Consider, too, that attempts to elicit information from Souter’s former clerks, normally voluble law professors among them, have been met with stony silence.

But one former senior government lawyer who declined to be named because he practices in front of the Supreme Court said, “It’s getting late, even for Souter.”

For the last three years, at least, the identities of Souter’s clerks for the upcoming term have been known by now. Gossipy legal blogs actively seek out the names of the clerks — recent graduates of the nation’s top law schools who go on to lucrative careers and, sometimes, the Supreme Court.

Clerkships are highly sought and applicants have been known to interview with multiple justices in the hopes of landing a job at the high court. Chief Justice John Roberts and Justices Stephen Breyer and John Paul Stevens were clerks when they were younger.

Clerks typically start work in July and spend the summer poring over appeals to decide which ones they think the court should hear. Justice Clarence Thomas recently said of new clerks that “the way that we work, there is no start up time. You hit the ground running and you’re ready to go.”

So if Souter hasn’t made his choices yet, but plans to do so, he is not giving them much advance notice.

Still, tantalizing as his silence is, there are other possible and less momentous explanations.

Artemus Ward, who co-wrote a book on law clerks called Sorcerers’ Apprentices, said he doubts that Souter is planning to retire to New Hampshire this summer, much as the justice dislikes Washington and yearns for his old farmhouse.

“I wouldn’t put too much stock in the clerk-hiring game as an indicator” that Souter plans to retire, said Ward, a political science professor at Northern Illinois University.

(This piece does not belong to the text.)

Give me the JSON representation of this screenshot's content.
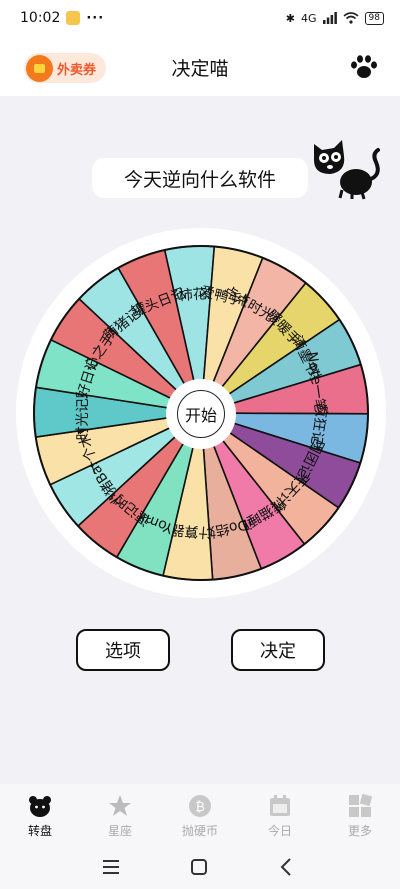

The justice always has been the last to hire, Ward said, because he likes to gauge how people do as clerks for lower federal court judges. Yet other justices are hiring earlier and earlier. Some even have made offers to lawyers for the middle of 2010.

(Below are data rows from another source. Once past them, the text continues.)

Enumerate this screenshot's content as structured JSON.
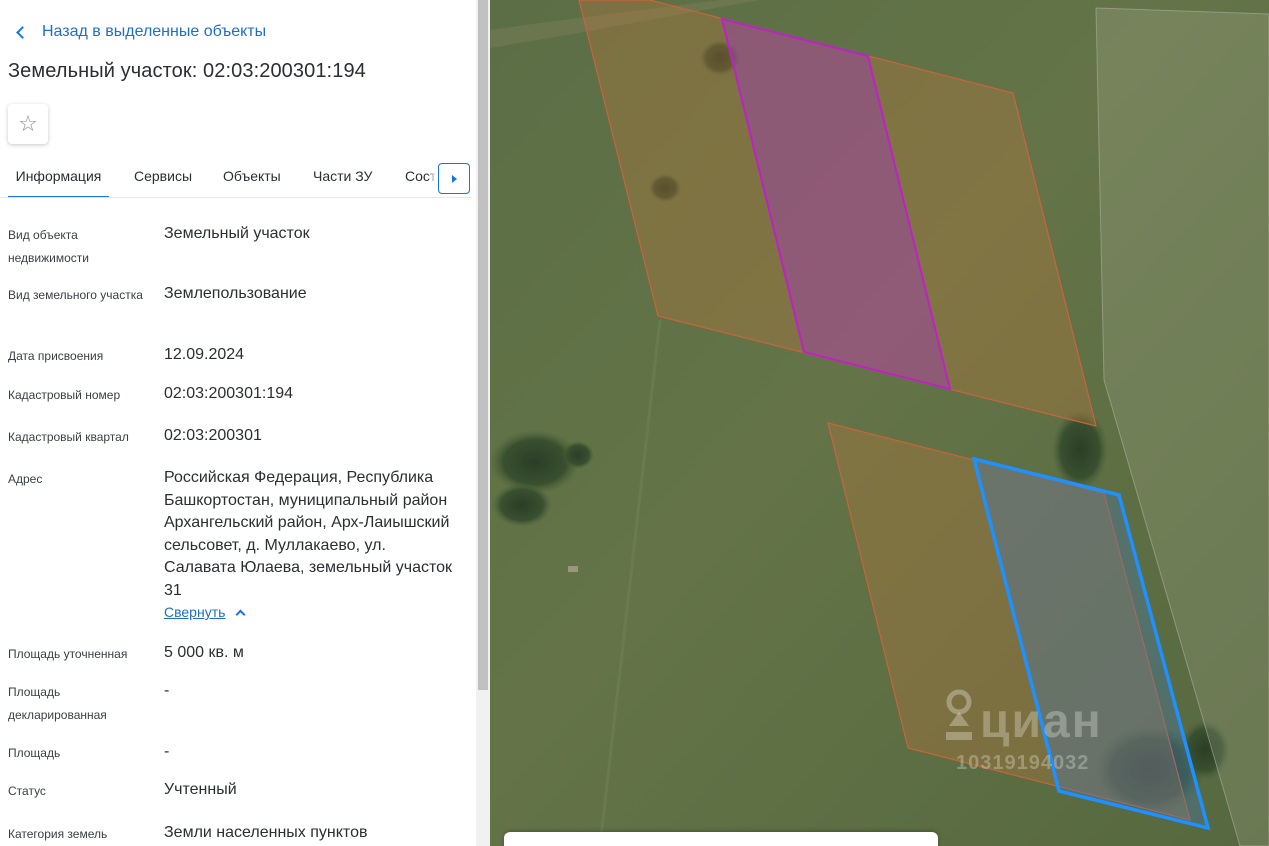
{
  "header": {
    "back_label": "Назад в выделенные объекты",
    "title": "Земельный участок: 02:03:200301:194",
    "favorite_icon": "☆"
  },
  "tabs": [
    {
      "label": "Информация",
      "active": true
    },
    {
      "label": "Сервисы",
      "active": false
    },
    {
      "label": "Объекты",
      "active": false
    },
    {
      "label": "Части ЗУ",
      "active": false
    },
    {
      "label": "Состав",
      "active": false
    }
  ],
  "info": [
    {
      "label": "Вид объекта недвижимости",
      "value": "Земельный участок"
    },
    {
      "label": "Вид земельного участка",
      "value": "Землепользование"
    },
    {
      "label": "Дата присвоения",
      "value": "12.09.2024"
    },
    {
      "label": "Кадастровый номер",
      "value": "02:03:200301:194"
    },
    {
      "label": "Кадастровый квартал",
      "value": "02:03:200301"
    },
    {
      "label": "Адрес",
      "value": "Российская Федерация, Республика Башкортостан, муниципальный район Архангельский район, Арх-Лаиышский сельсовет, д. Муллакаево, ул. Салавата Юлаева, земельный участок 31"
    },
    {
      "label": "Площадь уточненная",
      "value": "5 000 кв. м"
    },
    {
      "label": "Площадь декларированная",
      "value": "-"
    },
    {
      "label": "Площадь",
      "value": "-"
    },
    {
      "label": "Статус",
      "value": "Учтенный"
    },
    {
      "label": "Категория земель",
      "value": "Земли населенных пунктов"
    }
  ],
  "collapse_label": "Свернуть",
  "map": {
    "watermark_text": "циан",
    "watermark_number": "10319194032",
    "colors": {
      "parcel_outline": "#c8643a",
      "parcel_fill": "#c8783c",
      "magenta_outline": "#c020c8",
      "magenta_fill": "#a03cb4",
      "selected_outline": "#1e90ff",
      "selected_fill": "#4678b4",
      "link": "#1e6fc8"
    }
  }
}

“So it may very well be that Souter is waiting longer out of frustration with the process,” Ward said.

Also possible is that Souter has not finished his hiring, but has sworn the others to secrecy until he’s done. This is the Supreme Court, after all, which has resisted cameras and other intrusions.

Less likely, but not inconceivable is that the rough economy is affecting even the top of the legal profession and that Souter’s current crop of clerks will be around for another term. Or another justice will leave this summer and Souter already has agreed to employ his colleague’s clerks.

The other candidates for retirement are Justice Ruth Bader Ginsburg, 76, and Stevens, 89, although neither has betrayed any intention of leaving. Ginsburg, who is undergoing chemotherapy following surgery for pancreatic cancer in February, said she wants to serve into her 80s.

Even if Souter were intending to step down, he might be likely to hire clerks with the expectation that they would remain at the court working for his successor or another justice. Several justices have described the mountain of legal briefs that awaited them when they joined the court, so having clerks in place would help, Ward said.